🤖 AI Summary
Existing zero-shot reinforcement learning (Zero-RL) approaches are confined to reward-verifiable domains—such as mathematics and programming—where correctness can be objectively assessed, limiting their applicability to diverse reasoning tasks with non-verifiable rewards.
Method: We propose the first Zero-RL paradigm for non-verifiable domains, enabling cross-domain reasoning transfer via joint training on verifiable tasks and non-verifiable tasks guided by a generative reward model. We introduce a novel smooth length penalty to mitigate reward hacking and integrate Zero-RL, generative reward modeling, multi-task co-optimization, and robust regularization.

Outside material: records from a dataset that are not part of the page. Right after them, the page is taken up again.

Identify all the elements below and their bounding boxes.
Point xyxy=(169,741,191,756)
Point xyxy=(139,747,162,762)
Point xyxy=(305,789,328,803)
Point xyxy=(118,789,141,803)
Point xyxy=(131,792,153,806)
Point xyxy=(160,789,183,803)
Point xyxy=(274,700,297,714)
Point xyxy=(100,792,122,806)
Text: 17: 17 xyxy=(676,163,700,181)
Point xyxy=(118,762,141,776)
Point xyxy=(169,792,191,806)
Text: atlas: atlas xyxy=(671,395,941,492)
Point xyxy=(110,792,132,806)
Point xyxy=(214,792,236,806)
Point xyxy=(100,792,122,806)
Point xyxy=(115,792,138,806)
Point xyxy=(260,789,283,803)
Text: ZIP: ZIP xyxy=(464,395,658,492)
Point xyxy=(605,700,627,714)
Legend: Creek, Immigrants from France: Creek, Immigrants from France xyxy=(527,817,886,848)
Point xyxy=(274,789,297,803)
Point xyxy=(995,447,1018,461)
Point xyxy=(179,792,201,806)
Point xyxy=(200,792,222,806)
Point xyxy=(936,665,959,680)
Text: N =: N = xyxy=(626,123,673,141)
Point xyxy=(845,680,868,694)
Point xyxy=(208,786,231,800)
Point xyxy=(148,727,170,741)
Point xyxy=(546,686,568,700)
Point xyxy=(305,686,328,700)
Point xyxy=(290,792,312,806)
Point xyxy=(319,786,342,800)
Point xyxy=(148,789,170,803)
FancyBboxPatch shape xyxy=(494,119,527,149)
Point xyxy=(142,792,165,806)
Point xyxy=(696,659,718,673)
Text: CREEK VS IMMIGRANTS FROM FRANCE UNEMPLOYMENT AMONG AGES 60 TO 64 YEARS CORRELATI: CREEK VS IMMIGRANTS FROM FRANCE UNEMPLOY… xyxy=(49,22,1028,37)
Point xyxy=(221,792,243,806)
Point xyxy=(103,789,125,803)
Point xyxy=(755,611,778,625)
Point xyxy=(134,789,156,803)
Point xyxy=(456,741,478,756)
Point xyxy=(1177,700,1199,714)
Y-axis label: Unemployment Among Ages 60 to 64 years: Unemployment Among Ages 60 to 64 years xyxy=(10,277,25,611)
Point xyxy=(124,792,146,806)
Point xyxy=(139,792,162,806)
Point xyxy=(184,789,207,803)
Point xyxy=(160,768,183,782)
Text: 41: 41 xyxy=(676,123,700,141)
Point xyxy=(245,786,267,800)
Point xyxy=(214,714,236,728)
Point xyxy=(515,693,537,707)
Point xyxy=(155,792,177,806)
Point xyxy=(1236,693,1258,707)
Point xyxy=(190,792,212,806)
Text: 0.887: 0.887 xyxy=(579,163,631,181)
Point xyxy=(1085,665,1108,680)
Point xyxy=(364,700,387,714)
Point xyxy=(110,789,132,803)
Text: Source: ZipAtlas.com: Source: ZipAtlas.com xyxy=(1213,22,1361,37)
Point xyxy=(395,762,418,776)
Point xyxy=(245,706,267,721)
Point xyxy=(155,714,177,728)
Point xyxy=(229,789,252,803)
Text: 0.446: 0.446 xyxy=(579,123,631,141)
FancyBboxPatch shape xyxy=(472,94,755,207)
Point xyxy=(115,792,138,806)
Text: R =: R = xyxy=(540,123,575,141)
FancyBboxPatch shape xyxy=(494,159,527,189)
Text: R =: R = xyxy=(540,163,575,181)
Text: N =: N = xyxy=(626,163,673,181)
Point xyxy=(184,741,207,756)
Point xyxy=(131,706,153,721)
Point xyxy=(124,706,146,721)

Contribution/Results: Evaluated on Qwen3-8B and Qwen3-14B base models, our method significantly improves performance on complex reasoning benchmarks (e.g., MMLU, GPQA) and general-purpose tasks (e.g., BIG-Bench Hard), demonstrating strong generalization and practical efficacy in settings lacking explicit reward signals.
📝 Abstract
Zero Reinforcement Learning (Zero-RL) has proven to be an effective approach for enhancing the reasoning capabilities of large language models (LLMs) by directly applying reinforcement learning with verifiable rewards on pretrained models, without the need for a supervised fine-tuning phase. However, current research on zero-RL primarily focuses on domains with easily verifiable reward signals, such as mathematics, programming, and other reasoning tasks. The challenge of eliciting reasoning abilities in more diverse scenarios, where verification is not straightforward, remains underexplored. To address this gap, we propose a novel zero-RL paradigm designed to improve a model's reasoning ability across both verifiable and non-verifiable domains. By combining verifiable rewards with a generative reward model, we conduct multi-task zero-RL training across both domains, facilitating the transfer of reasoning capabilities between them. Furthermore, to mitigate reward hacking in the generative reward model, we design a smooth length penalty that encourages the generation of more comprehensive thinking tokens in general domains. Experimental results on Qwen3-8B-Base and Qwen3-14B-Base demonstrate that our approach achieves superior reasoning performance, not only on tasks requiring extensive reasoning but also on more general tasks.